Будущие вожди должны были осмотреть места преступлений и уяснить для себя, что происходит с «врагами рейха». Так, например, учащиеся школы Адольфа Гитлера выехали на экскурсию в концентрационный лагерь Бухенвальд. Одним из участников этой поездки был Гаральд Грундман. Его воспоминания помогают глубже понять психологию элитных воспитанников. «Мы въехали внутрь лагеря на автобусе. На воротах была надпись „Каждому — своё“. По лагерю мы могли передвигаться только в сопровождении офицера СС.»

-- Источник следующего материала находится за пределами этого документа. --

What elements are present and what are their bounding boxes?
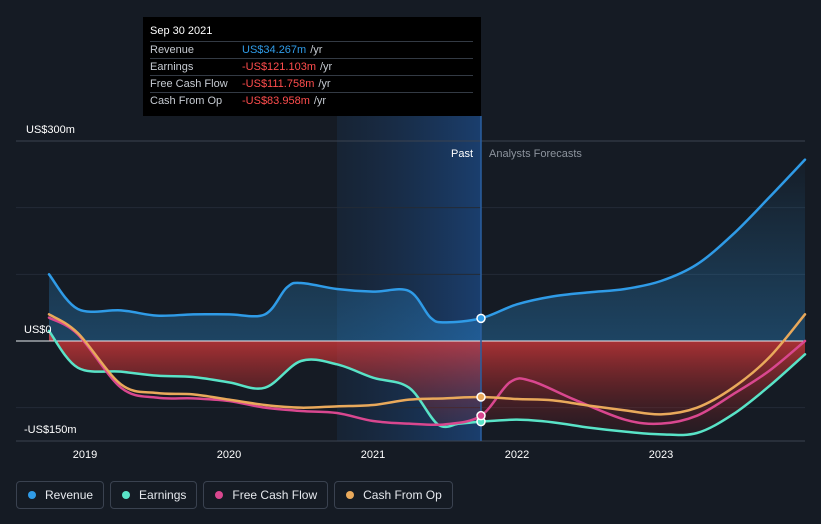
legend-item-revenue[interactable]: Revenue [16, 481, 105, 509]
tooltip-row-earnings: Earnings -US$121.103m /yr [150, 58, 473, 75]
legend-dot-icon [122, 491, 131, 499]
tooltip-value: -US$111.758m [242, 78, 315, 90]
legend-item-cash-from-op[interactable]: Cash From Op [334, 481, 453, 509]
revenue-line [47, 158, 807, 324]
forecast-label: Analysts Forecasts [489, 148, 582, 160]
tooltip: Sep 30 2021 Revenue US$34.267m /yr Earni… [143, 17, 481, 116]
legend-dot-icon [346, 491, 355, 499]
legend-label: Cash From Op [363, 488, 442, 502]
legend-item-earnings[interactable]: Earnings [110, 481, 198, 509]
tooltip-value: -US$83.958m [242, 95, 310, 107]
legend-item-free-cash-flow[interactable]: Free Cash Flow [203, 481, 329, 509]
tooltip-row-revenue: Revenue US$34.267m /yr [150, 41, 473, 58]
x-tick-label: 2022 [505, 449, 529, 461]
past-label: Past [451, 148, 473, 160]
tooltip-unit: /yr [320, 61, 333, 73]
free-cash-flow-line [47, 316, 807, 427]
x-tick-label: 2019 [73, 449, 97, 461]
tooltip-label: Revenue [150, 44, 195, 56]
cash-from-op-line [47, 313, 807, 416]
gridlines [16, 140, 805, 442]
cash-from-op-marker [476, 392, 486, 402]
tooltip-label: Cash From Op [150, 95, 223, 107]
legend-dot-icon [28, 491, 36, 499]
tooltip-row-cash-from-op: Cash From Op -US$83.958m /yr [150, 92, 473, 109]
y-tick-label: US$0 [24, 324, 52, 336]
x-tick-label: 2020 [217, 449, 241, 461]
legend-label: Free Cash Flow [232, 488, 318, 502]
legend-label: Earnings [139, 488, 187, 502]
free-cash-flow-marker [476, 410, 486, 421]
revenue-area [49, 159, 805, 341]
legend: Revenue Earnings Free Cash Flow Cash Fro… [16, 481, 453, 509]
tooltip-date: Sep 30 2021 [150, 25, 213, 37]
x-tick-label: 2023 [649, 449, 673, 461]
tooltip-unit: /yr [313, 95, 327, 107]
tooltip-value: -US$121.103m [242, 61, 316, 73]
x-tick-label: 2021 [361, 449, 385, 461]
y-tick-label: US$300m [26, 124, 75, 136]
revenue-marker [476, 313, 486, 324]
tooltip-unit: /yr [310, 44, 323, 56]
tooltip-row-free-cash-flow: Free Cash Flow -US$111.758m /yr [150, 75, 473, 92]
legend-dot-icon [215, 491, 224, 499]
tooltip-value: US$34.267m [242, 44, 307, 56]
legend-label: Revenue [45, 488, 94, 502]
tooltip-unit: /yr [318, 78, 331, 90]
tooltip-label: Earnings [150, 61, 194, 73]
y-tick-label: -US$150m [24, 424, 77, 436]
tooltip-label: Free Cash Flow [150, 78, 228, 90]
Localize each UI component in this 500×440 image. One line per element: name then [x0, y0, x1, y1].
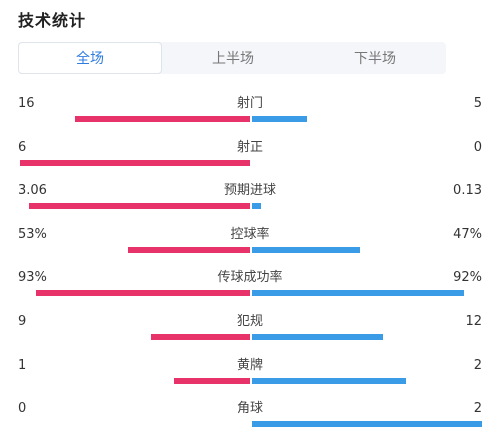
away-bar — [252, 203, 261, 210]
home-bar — [20, 159, 250, 166]
stat-home-value: 6 — [18, 139, 27, 155]
away-bar — [252, 290, 464, 297]
stat-label: 黄牌 — [236, 357, 263, 373]
stat-home-value: 0 — [18, 401, 27, 417]
stat-label: 射门 — [236, 96, 263, 111]
stat-row: 9 犯规 12 — [0, 314, 500, 344]
stat-home-value: 1 — [18, 357, 27, 373]
stat-row: 0 角球 2 — [0, 401, 500, 431]
stat-row: 3.06 预期进球 0.13 — [0, 183, 500, 213]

Лагерь был подготовлен для подобных визитов наилучшим образом. Воспитанники увидели «образцовый порядок»: чистые бараки, полное отсутствие насилия. Одним словом, это был безобидный трудовой лагерь. Ничто не указывало на то, что Бухенвальд стал местом убийства 56 000 человек. Их уничтожили в ходе «медицинских экспериментов». Об этом будущая элита рейха осталась в полном неведении. Вместо этого голландские исследователи показали им эксперименты с высохшими, сморщенными маленькими человеческими головами. «Они рассказали нам, — вспоминает Грундман, — что они имеют дело с головами туземцев из Индонезии, тогдашней голландской колонии. Эти головы добыли и высушили знаменитые охотники за головами. Затем эти головы очутились здесь. С какой целью головы попали сюда, нам было неизвестно.» Это были головы польских узников. Однако ни один из воспитанников не спросил о происхождении голов.